Thursday, January 28, 2016

the politics of failure

Rejecting failure and avoiding mistakes seems like high-minded goals, but they are fundamentally misguided. Take something like the Golden Fleece awards which were established in 1975 to call attention to government-funded projects that were particularly egregious wastes of money. (Among the winners were things like an $84,000 study on love commissioned by the National Science Foundation, and a $3,000 Department of Defense study that examined whether people in the military should carry umbrellas.) While such scrutiny may have seemed like a good idea at the time, it had a chilling effect on research. No one wanted to “win” a Golden Fleece Award because, under the guise of avoiding waste, its organizers had inadvertently made it dangerous and embarrassing for everyone to make mistakes.

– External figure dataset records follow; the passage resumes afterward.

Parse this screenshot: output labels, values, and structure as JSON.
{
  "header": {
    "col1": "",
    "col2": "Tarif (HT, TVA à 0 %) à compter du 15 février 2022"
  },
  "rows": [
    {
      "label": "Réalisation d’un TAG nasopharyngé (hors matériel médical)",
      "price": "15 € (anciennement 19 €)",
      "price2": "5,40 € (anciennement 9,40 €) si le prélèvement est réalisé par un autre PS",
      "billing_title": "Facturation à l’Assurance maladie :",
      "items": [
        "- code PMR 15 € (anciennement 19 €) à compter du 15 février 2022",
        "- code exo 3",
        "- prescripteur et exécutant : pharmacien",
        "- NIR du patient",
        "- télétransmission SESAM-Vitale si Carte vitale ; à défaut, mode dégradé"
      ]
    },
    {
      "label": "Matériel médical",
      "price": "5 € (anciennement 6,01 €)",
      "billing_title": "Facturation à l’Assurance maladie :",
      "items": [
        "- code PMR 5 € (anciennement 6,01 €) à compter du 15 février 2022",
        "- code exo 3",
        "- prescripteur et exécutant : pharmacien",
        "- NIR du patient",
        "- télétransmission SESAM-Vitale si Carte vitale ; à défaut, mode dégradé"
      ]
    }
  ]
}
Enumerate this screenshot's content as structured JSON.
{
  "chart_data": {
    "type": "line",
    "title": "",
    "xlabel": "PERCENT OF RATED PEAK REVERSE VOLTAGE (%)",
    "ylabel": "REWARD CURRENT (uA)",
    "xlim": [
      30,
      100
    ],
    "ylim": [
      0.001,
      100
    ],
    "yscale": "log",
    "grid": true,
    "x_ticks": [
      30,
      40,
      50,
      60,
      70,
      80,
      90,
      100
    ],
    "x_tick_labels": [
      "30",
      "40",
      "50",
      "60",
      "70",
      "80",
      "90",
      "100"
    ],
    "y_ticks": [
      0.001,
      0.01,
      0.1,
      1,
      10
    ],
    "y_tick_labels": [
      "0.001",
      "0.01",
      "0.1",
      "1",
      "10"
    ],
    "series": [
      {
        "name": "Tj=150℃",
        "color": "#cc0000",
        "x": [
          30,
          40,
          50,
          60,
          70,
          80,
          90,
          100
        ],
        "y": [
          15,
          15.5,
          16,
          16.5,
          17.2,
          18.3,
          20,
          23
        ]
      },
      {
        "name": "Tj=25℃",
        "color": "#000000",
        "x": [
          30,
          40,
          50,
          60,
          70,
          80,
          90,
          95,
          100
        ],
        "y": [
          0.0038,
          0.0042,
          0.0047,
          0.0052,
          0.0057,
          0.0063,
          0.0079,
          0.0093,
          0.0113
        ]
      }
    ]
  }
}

The truth is, if you fund thousands of research projects every year, some will have obvious, measurable, positive impacts, and others will go nowhere. We aren’t very good at predicting the future – that’s a given – and yet the Golden Fleece Awards tacitly implied that researches should know before they do their research whether or not the results of that research would have value. Failure was being used as a weapon, rather than as an agent of learning. And that had fallout: The fact that failing could earn you a very public flogging distorted the way researchers chose projects. The politics of failure, then, impeded our progress.